La loi de finances rectificative pour 2013 a modifié les taux et seuil de taxation des capitaux décès soumis à un taux proportionnel.

Un nouveau taux de taxation à 31,25 % est applicable dès lors que le seuil de 691 770 € après abattement de 152 500 € (soit 844 270 € transmis) est franchi pour un bénéficiaire déterminé.

Pour mémoire, le taux maximum antérieur était de 25 % et s'appliquait au-delà de 1 055 338 € transmis par bénéficiaire (seuil antérieur de 902 838 € + abattement de 152 500 € = 1 055 338 €).

  • Création de contrats dits "Euro Croissance"

Afin de renforcer la contribution de l'assurance-vie au financement de l'économie, le Gouvernement a souhaité lancer un nouveau type de fonds en euros dit « Euro Croissance » n'offrant une garantie en capital qu'à un terme de 8 ans.

L'objectif de l'Euro Croissance est d'accroître la contribution des assureurs-vie au financement de l'économie, notamment sous la forme d'investissement dans les PME et les ETI.

L'épargne investie dans un fonds Euro Croissance est valorisée en valeur de marché (sans garantie du capital) durant toute la période courant jusqu'à l'échéance de 8 ans de garantie du capital.

Dans l'hypothèse d'un transfert d'épargne vers un fonds Euro Croissance, il est prévu le maintien de l'antériorité fiscale de la date d'ouverture du contrat (d'où sont issus les fonds transférés vers un Euro Croissance).

Tout transfert d'épargne par un assuré dans un fonds Euro Croissance donnera lieu au paiement par l'assureur-vie d'une taxe de 0,32 % des capitaux transférés.

  • Création de contrats dits "Vie génération"

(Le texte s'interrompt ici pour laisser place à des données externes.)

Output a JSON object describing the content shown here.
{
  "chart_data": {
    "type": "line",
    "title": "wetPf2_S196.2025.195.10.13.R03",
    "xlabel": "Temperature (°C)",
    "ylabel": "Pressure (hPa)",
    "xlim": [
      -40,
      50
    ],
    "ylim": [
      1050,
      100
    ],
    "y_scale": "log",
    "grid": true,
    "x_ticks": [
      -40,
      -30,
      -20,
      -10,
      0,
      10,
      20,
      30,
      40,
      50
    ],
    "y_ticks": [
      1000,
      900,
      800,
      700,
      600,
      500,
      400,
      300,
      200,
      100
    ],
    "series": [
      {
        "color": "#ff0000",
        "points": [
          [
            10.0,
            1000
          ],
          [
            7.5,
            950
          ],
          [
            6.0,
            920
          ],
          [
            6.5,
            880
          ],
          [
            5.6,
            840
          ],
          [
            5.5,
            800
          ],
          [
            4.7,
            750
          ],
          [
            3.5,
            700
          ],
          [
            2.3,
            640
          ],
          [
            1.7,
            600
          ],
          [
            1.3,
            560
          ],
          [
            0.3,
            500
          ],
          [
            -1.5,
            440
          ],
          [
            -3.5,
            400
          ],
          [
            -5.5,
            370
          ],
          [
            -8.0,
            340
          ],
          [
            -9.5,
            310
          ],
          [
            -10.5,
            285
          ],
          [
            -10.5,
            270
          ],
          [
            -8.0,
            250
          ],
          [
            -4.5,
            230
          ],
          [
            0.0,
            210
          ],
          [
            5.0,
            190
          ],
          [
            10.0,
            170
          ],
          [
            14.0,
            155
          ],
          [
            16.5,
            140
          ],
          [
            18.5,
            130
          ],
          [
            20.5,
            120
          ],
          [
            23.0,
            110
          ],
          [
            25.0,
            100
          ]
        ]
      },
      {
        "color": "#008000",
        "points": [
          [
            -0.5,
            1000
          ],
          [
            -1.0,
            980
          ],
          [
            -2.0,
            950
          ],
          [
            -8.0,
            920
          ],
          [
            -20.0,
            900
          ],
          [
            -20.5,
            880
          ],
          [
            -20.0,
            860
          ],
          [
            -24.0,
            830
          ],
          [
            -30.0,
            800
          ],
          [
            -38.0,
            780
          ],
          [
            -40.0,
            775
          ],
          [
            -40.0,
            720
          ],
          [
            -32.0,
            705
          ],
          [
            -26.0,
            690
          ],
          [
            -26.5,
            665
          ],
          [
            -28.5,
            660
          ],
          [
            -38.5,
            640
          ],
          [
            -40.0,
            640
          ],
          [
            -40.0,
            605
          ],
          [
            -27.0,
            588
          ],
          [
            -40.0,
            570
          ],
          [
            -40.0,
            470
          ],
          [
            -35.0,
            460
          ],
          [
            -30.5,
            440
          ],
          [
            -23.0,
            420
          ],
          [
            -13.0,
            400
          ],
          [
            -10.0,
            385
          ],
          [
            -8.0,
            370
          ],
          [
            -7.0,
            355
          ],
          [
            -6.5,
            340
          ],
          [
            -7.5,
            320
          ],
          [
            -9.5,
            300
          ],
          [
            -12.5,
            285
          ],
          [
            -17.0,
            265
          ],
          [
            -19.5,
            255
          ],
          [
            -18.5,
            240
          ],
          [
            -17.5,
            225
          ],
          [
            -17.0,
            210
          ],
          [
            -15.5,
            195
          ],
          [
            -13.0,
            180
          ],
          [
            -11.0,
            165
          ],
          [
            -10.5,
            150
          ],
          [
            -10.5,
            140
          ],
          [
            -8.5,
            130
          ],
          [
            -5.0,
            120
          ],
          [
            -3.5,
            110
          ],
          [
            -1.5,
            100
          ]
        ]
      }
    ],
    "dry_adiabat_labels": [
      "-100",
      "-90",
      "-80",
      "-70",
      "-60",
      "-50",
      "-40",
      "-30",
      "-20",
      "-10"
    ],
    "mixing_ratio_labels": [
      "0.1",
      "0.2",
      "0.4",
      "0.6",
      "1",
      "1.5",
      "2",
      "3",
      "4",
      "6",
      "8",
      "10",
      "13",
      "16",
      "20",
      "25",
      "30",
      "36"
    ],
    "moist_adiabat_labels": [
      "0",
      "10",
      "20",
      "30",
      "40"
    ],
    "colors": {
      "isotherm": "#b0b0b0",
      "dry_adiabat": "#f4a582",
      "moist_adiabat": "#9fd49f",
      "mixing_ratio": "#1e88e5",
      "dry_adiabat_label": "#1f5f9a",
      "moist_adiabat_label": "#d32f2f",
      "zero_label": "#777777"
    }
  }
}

Le principe des contrats « Vie Génération » est simple : en contrepartie d'un investissement d'au minimum 30 % dans des actions de PME ou d'ETI, dans le logement intermédiaire et social ou dans des entreprises labellisées économie sociale et solidaire, l'épargnant bénéficie d'un abattement de 20 % sur la base taxable des capitaux décès, le nouveau taux maximum de l'assurance-vie étant désormais de 31,25 %.

Les contrats « Vie Génération » permettent donc de revenir à l'ancien taux maximum de 25 % au lieu du nouveau taux de 31,25 %.

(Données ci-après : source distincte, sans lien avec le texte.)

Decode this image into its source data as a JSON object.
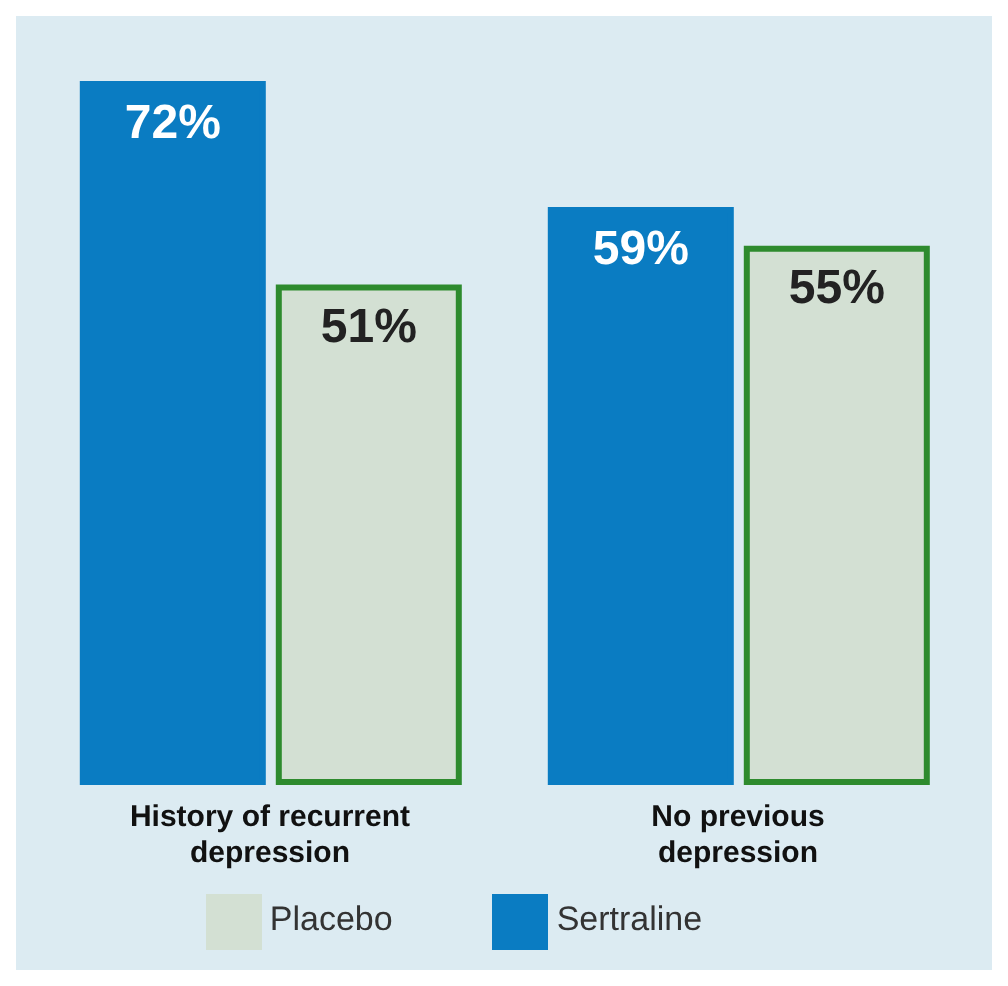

En cas de transfert d'épargne d'un contrat d'assurance-vie existant vers un contrat Vie Génération, il y a maintien de l'antériorité fiscale de la date d'ouverture du premier contrat.

Tout transfert d'épargne par un assuré dans un contrat Vie Génération donnera lieu au paiement par l'assureur-vie d'une taxe de 0,32 % des capitaux transférés.

PEA

A compter du 1er janvier 2014, le plafond de versement sur le PEA est porté à 150 000 € (au lieu de 132 000 €).

Par ailleurs une nouvelle catégorie de PEA est créée : le PEA « PME-ETI » dont le plafond de versement est fixé à 75 000 € (150 000 € pour un couple).

Les titres éligibles doivent avoir été émis par une ETI, à savoir une entreprise qui, d'une part, a un chiffre d'affaires annuel n'excédant pas 1 500 M€ ou un total de bilan n'excédant pas 2 000 M€.